The court will hear at least two cases involving the death penalty. One, coming from Texas, concerns the standard states may use to determine intellectual disability when deciding whether a person may be executed. The Supreme Court has held that the Eighth Amendment prohibits the execution of persons who are intellectually disabled but has not decided whether states must use current medical standards, or may rely on older standards, when making disability determinations.
The other death penalty case, Buck v. Davis, will determine when a defendant who has been sentenced to death based, in part, on testimony elicited by his own attorney that was racially biased and should not have been admitted, is entitled to judicial review of the sentence. The defendant alleges he received ineffective assistance of counsel because his own expert witness was permitted to testify that black men are more likely than others to commit violent crimes.
Juror bias and privacy are at the heart of Pena-Rodriguez v. Colorado, a case in which a defendant of Mexican origin was convicted after a juror made racially discriminatory arguments during closed-door deliberations. After the conviction was announced, two jurors expressed concern regarding the racial bias of the other juror, but the Colorado Supreme Court refused to grant a new trial. The U.S. Supreme Court now must decide whether the Sixth Amendment, which guarantees the right to an impartial jury, requires courts to consider statements made during normally secret jury deliberations.
The right of a person to sue the government for malicious prosecution based on an illegal search and seizure will be determined by the court when it decides Manuel v. City of Joliet.

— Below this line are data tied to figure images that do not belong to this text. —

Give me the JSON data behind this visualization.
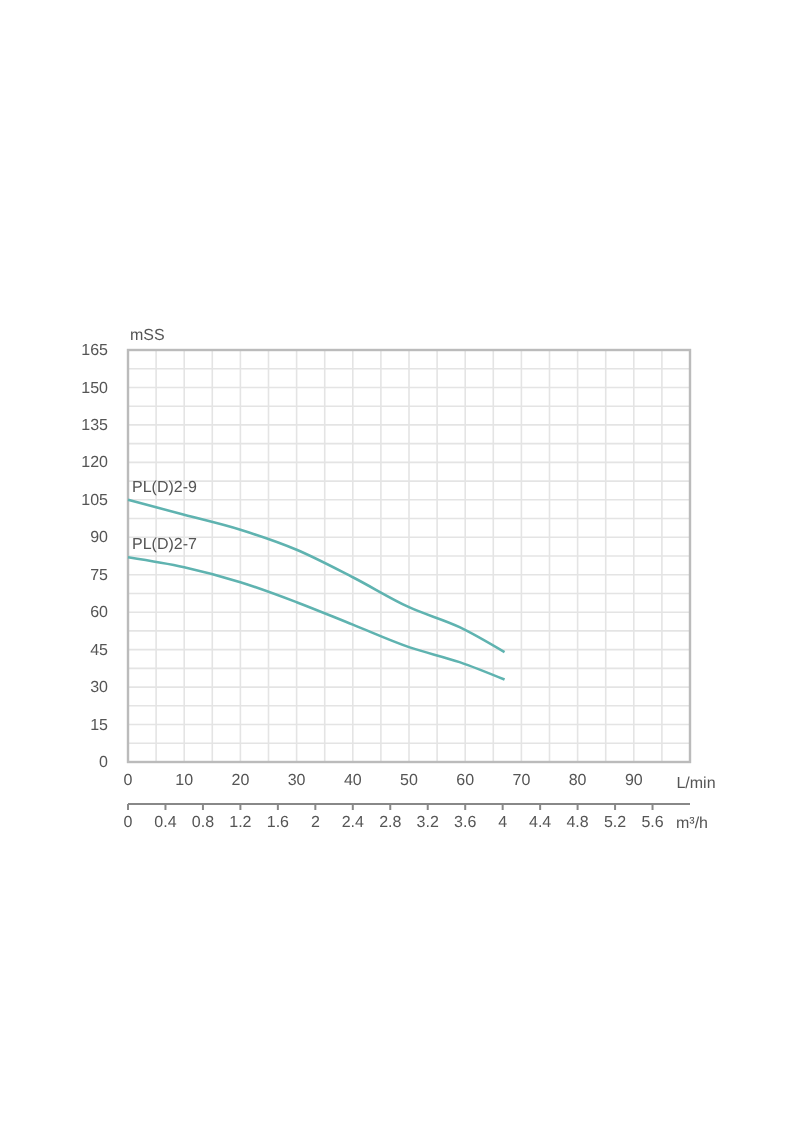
{
  "chart_data": {
    "type": "line",
    "ylabel": "mSS",
    "xlabel": "L/min",
    "x2label": "m³/h",
    "xlim": [
      0,
      100
    ],
    "xticks": [
      0,
      10,
      20,
      30,
      40,
      50,
      60,
      70,
      80,
      90
    ],
    "x2lim": [
      0,
      6
    ],
    "x2ticks": [
      0,
      0.4,
      0.8,
      1.2,
      1.6,
      2,
      2.4,
      2.8,
      3.2,
      3.6,
      4,
      4.4,
      4.8,
      5.2,
      5.6
    ],
    "ylim": [
      0,
      165
    ],
    "yticks": [
      0,
      15,
      30,
      45,
      60,
      75,
      90,
      105,
      120,
      135,
      150,
      165
    ],
    "grid": true,
    "legend": false,
    "marker": "none",
    "line_style": "solid",
    "series": [
      {
        "name": "PL(D)2-9",
        "color": "#5fb3b0",
        "x": [
          0,
          10,
          20,
          30,
          40,
          50,
          59,
          67
        ],
        "values": [
          105,
          99,
          93,
          85,
          74,
          62,
          54,
          44
        ]
      },
      {
        "name": "PL(D)2-7",
        "color": "#5fb3b0",
        "x": [
          0,
          10,
          20,
          30,
          40,
          50,
          59,
          67
        ],
        "values": [
          82,
          78,
          72,
          64,
          55,
          46,
          40,
          33
        ]
      }
    ]
  }
}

The Court of Appeals for the Seventh Circuit ruled against the petitioner even though there was no doubt he was unlawfully searched and imprisoned based upon fabricated police reports. The federal government supports the petitioner’s claim.
The court has not yet decided whether to hear the case of an abused child who, at the age of 10, waived his right to counsel and confessed to killing his neo-Nazi father. The California courts admitted his confession during a delinquency proceeding, but his lawyers contend that due process requires that children facing police interrogation be afforded the assistance of counsel or the advice of an impartial adult.
In August 2016 the Ninth Circuit Court refused to reconsider its decision that there is no Second Amendment right for members of the general public to carry concealed firearms in public. It is likely that gun rights advocates will petition the Supreme Court for review, but the eight-justice court may decide this is not the time to accept a case with far-reaching constitutional implications.
The Supreme Court did an exemplary job last term building consensus to avoid all but a few evenly split votes, but this term it cannot escape deciding emergency election disputes. The Senate’s refusal to fulfill its obligation to advise and consent (or not consent) to the president’s nominee leaves the country vulnerable to a disputed election that cannot be decided by a divided Supreme Court. Senators Chuck Grassley and Mitch McConnell, Republicans who prevented the Senate from acting, have said the people should decide who appoints the next justice. Every eligible citizen should heed this call to register and vote.